The team asks itself three deceptively simple questions: what the gene is, whether or not the mutation in that gene is oncogenic and, when found in a specific tumor type, the associated therapeutic implications.

The supporting data are then assigned an OncoKB therapeutic level of evidence on a scale that runs from “standard care” to “hypothetical.”

“What surprised me most was, even just getting those three pieces of information and ensuring their accuracy was quite a challenge,” Chakravarty said.

The new FDA recognition is deemed to be ‘partial’ because it does not cover all of OncoKB: the agency has not reviewed all the linkages between drugs and biomarkers on the site. However, the developers of OncoKB created — and submitted for recognition — an FDA-specific zone that lists oncology biomarkers that already have a regulatory green light.

The FDA-recognized zone of OncoKB provides similar data to the rest of the site, but it is categorized using the FDA’s own level-of-evidence system.

The FDA assigns one of three levels of evidence to genetic variants in regulatory submissions that it receives. FDA Level 1 is reserved for approved companion diagnostics to targeted therapies; FDA Level 2 is assigned to “cancer mutations with evidence of clinical significance”; and FDA Level 3 indicates “cancer mutations with potential clinical significance”.

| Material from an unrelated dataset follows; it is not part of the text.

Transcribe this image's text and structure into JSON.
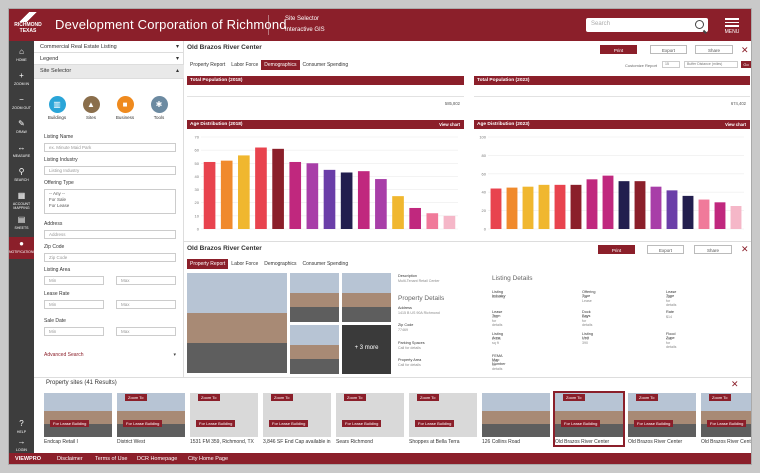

The FDA-recognized zone of OncoKB currently lists 46 actionable genes in 40 cancer types with FDA Level-2 evidence and 38 actionable genes in 33 cancer types with FDA Level-3 evidence.

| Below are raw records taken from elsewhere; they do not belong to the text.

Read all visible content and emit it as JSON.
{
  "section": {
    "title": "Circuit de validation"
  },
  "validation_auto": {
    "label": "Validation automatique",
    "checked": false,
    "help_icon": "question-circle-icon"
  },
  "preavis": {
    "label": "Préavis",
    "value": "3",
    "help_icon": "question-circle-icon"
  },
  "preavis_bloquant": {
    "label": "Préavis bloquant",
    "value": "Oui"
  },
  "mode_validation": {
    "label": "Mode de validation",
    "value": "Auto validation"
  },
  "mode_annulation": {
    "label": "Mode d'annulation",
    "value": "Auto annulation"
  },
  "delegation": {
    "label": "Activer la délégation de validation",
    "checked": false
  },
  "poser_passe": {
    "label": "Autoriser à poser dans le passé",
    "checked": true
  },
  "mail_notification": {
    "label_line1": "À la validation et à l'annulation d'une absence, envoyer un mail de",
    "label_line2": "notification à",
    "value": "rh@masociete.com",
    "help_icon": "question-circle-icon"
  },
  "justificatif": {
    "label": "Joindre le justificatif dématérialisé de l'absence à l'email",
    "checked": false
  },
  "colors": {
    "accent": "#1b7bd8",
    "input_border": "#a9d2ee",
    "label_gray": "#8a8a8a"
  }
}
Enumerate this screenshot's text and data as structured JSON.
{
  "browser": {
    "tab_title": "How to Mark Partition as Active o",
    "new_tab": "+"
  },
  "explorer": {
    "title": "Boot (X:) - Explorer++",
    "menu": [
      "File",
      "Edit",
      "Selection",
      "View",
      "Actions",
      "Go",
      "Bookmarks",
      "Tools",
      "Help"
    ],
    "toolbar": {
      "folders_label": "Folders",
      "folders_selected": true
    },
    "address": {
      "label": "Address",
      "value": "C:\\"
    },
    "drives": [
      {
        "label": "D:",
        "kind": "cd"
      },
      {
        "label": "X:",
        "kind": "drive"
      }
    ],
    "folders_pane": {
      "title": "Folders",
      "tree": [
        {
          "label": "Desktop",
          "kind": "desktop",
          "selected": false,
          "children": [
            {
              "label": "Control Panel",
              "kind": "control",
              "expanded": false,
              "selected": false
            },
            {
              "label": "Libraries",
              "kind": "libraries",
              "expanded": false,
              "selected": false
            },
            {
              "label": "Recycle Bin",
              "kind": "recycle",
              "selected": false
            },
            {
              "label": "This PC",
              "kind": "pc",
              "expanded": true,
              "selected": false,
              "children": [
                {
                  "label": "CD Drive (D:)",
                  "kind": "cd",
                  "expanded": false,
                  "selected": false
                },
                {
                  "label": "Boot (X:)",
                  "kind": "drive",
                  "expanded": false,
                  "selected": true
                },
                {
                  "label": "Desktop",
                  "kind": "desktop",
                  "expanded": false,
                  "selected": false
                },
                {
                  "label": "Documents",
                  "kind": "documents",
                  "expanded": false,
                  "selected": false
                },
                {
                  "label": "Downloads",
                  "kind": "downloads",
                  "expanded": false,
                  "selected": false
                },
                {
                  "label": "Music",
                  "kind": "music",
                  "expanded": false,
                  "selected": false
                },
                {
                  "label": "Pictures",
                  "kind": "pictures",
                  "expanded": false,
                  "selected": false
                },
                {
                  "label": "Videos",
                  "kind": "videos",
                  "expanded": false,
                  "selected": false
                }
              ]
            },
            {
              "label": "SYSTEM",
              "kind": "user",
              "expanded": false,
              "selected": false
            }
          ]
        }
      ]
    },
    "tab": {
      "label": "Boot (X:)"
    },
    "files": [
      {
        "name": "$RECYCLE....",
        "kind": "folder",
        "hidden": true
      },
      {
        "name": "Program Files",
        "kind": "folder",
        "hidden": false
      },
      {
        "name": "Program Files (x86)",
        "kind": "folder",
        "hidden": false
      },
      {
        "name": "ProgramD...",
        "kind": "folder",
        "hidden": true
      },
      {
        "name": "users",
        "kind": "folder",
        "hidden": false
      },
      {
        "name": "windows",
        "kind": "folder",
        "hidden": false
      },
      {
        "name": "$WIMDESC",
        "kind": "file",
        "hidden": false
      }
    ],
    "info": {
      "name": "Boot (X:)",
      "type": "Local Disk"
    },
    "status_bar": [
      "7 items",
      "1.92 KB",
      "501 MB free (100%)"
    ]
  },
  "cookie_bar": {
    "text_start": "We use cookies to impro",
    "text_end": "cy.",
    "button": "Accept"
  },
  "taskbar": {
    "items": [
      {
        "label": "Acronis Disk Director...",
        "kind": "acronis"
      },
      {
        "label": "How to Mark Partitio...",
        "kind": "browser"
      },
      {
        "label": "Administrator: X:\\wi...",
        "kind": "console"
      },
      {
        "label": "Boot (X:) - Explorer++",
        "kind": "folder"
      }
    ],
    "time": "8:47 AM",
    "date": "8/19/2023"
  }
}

The FDA first released guidance on how to achieve endorsement of genetic-variant databases in April 2018. Bearing in mind that cancer genomics is an enormous, energetic field, Medscape asked the FDA why it took 3½ years to recognize a tumor-mutation database.

FDA press officer Jim McKinney placed the onus on database developers to apply for official status: “The FDA is unable to direct outside entities to apply with the FDA for database recognition,” McKinney said. As for OncoKB, the review timeline was “impacted by the COVID-19 pandemic, which affected agency resources.”

McKinney was not able to share how many other oncology genetic databases the FDA is currently considering for recognition. However, he did confirm that the partial FDA recognition of OncoKB means that “test developers can use these data to support the clinical validity of tumor-profiling tests in premarket submissions.”

Chakravarty noted that commercial licensing requests, which historically have trickled in at a rate of one per week, “spiked” in the days following FDA recognition.

Chakravarty and Rebbeck have disclosed no relevant financial relationships.